La philosophie "friluftsliv": comment les Norvégiens continuent à vivre dehors malgré le froid

Les Norvégiens s'y connaissent en froid. Les habitants de ce pays scandinave, qui fait face actuellement à des températures records, subissent chaque année des hivers rudes, avec un mercure qui oscillent le plus souvent entre 0 et -20°C. Mais loin de s'enfermer en attendant la belle saison, ils ont développé une posture à mi-chemin entre la discipline de vie et la philosophie du quotidien, résumé par le mot "friluftsliv", à prononcer "fri-louftsse-live": en clair, l'art de vivre au grand air par tous les temps.

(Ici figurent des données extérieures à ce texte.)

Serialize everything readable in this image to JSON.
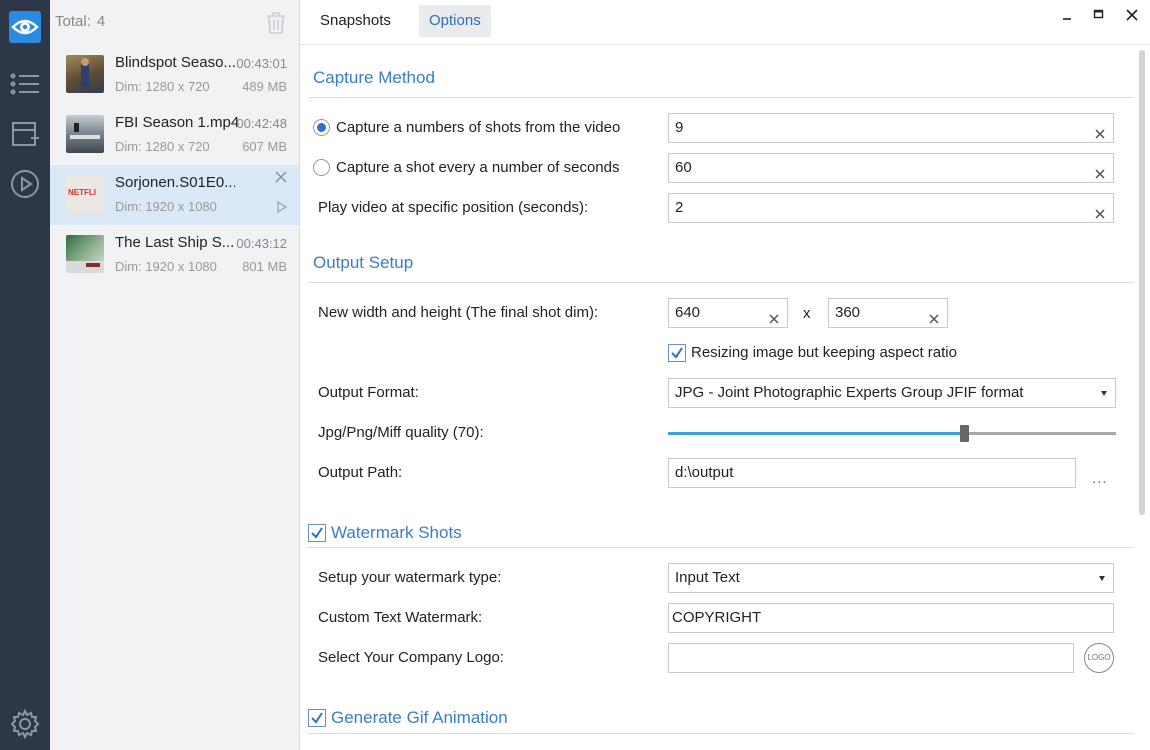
{
  "rail": {
    "icons": [
      "eye-logo-icon",
      "list-icon",
      "add-media-icon",
      "play-circle-icon",
      "settings-icon"
    ]
  },
  "list": {
    "total_label": "Total:",
    "total_count": "4",
    "items": [
      {
        "title": "Blindspot Seaso...",
        "duration": "00:43:01",
        "dim": "Dim: 1280 x 720",
        "size": "489 MB",
        "thumb_color": "#7a6a4a"
      },
      {
        "title": "FBI Season 1.mp4",
        "duration": "00:42:48",
        "dim": "Dim: 1280 x 720",
        "size": "607 MB",
        "thumb_color": "#6f7a80"
      },
      {
        "title": "Sorjonen.S01E0...",
        "duration": "",
        "dim": "Dim: 1920 x 1080",
        "size": "",
        "thumb_color": "#e8e4e0",
        "thumb_text": "NETFLI"
      },
      {
        "title": "The Last Ship S...",
        "duration": "00:43:12",
        "dim": "Dim: 1920 x 1080",
        "size": "801 MB",
        "thumb_color": "#3a6a4a"
      }
    ]
  },
  "tabs": {
    "snapshots": "Snapshots",
    "options": "Options"
  },
  "capture": {
    "title": "Capture Method",
    "shots_label": "Capture a numbers of shots from the video",
    "shots_value": "9",
    "seconds_label": "Capture a shot every a number of seconds",
    "seconds_value": "60",
    "position_label": "Play video at specific position (seconds):",
    "position_value": "2"
  },
  "output": {
    "title": "Output Setup",
    "dim_label": "New width and height (The final shot dim):",
    "width_value": "640",
    "x_label": "x",
    "height_value": "360",
    "aspect_label": "Resizing image but keeping aspect ratio",
    "format_label": "Output Format:",
    "format_value": "JPG  - Joint Photographic Experts Group JFIF format",
    "quality_label": "Jpg/Png/Miff quality (70):",
    "quality_fraction": 0.66,
    "path_label": "Output Path:",
    "path_value": "d:\\output",
    "browse_label": "..."
  },
  "watermark": {
    "title": "Watermark Shots",
    "type_label": "Setup your watermark type:",
    "type_value": "Input Text",
    "text_label": "Custom Text Watermark:",
    "text_value": "COPYRIGHT",
    "logo_label": "Select Your Company Logo:",
    "logo_value": "",
    "logo_button": "LOGO"
  },
  "gif": {
    "title": "Generate Gif Animation"
  },
  "colors": {
    "accent": "#3a7dc8",
    "rail": "#2e3747",
    "selected": "#dbe8f8",
    "slider": "#3aa3d6"
  }
}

Une pratique qui inspire à l'heure où la France s'apprête à connaître un important épisode de froid, avec des températures qui pourraient être les plus basses dans l'Hexagone en six ans, notamment pour la journée de mardi.
De la source littéraire au phénomène de société
Ce terme trouve sa première occurrence en 1859 dans un poème de l'écrivain norvégien Erick Ibsen, rappelle Le Point dans un article dédié à ce concept. C'est alors un mot-valise qui réunit ceux de "fri", qui signifie "libre", luft", soit "air" et "liv" qui veut dire "vivre". À l'époque, plus qu'une attitude à adopter, c'est un sentiment: celui d'une stupéfaction et d'une énergie qui vous envahissent lorsque vous vous trouvez dans la nature.

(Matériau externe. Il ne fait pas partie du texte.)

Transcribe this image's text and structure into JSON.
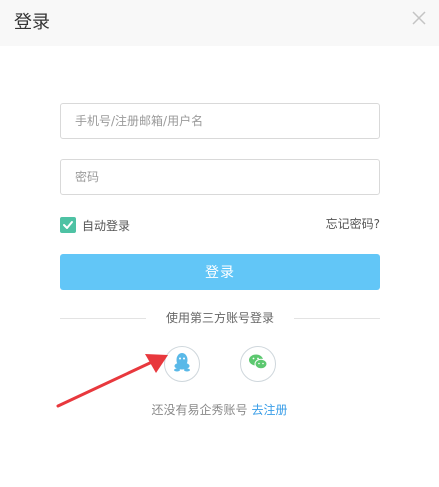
{
  "header": {
    "title": "登录",
    "close_icon": "close-icon"
  },
  "form": {
    "username_placeholder": "手机号/注册邮箱/用户名",
    "username_value": "",
    "password_placeholder": "密码",
    "password_value": "",
    "remember_label": "自动登录",
    "remember_checked": true,
    "forgot_label": "忘记密码?",
    "login_label": "登录"
  },
  "third_party": {
    "label": "使用第三方账号登录",
    "options": [
      {
        "icon": "qq-icon"
      },
      {
        "icon": "wechat-icon"
      }
    ]
  },
  "register": {
    "prompt": "还没有易企秀账号",
    "link": "去注册"
  },
  "annotation": {
    "icon": "red-arrow-icon"
  },
  "colors": {
    "accent": "#62c6f7",
    "checkbox": "#4ec2a4",
    "link": "#3a9ee8",
    "arrow": "#e8383d"
  }
}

Plus de 150 ans après cette première mention, le mot a intégré le langage commun en Norvège et irrigue toute la société comme un mantra relevant de la notion de bien-être: il est bénéfique de passer du temps en plein air, si possible dans la nature, pour se reconnecter avec soi-même.
Il s'agit aussi d'incorporer des temps à l'extérieur de façon quasi-quotidienne. Le Guardian explique ainsi que 77% des Norvégiens passent du temps dans la nature au moins une fois par semaine et que 25% d'entre eux le font même quotidiennement. Une habitude qui s'apprend dès le plus jeune âge, puisque "dans la plupart des crèches", les enfants passent 80% de leur temps dehors et passent même régulièrement des nuits à l'extérieur, souvent dans des tentes.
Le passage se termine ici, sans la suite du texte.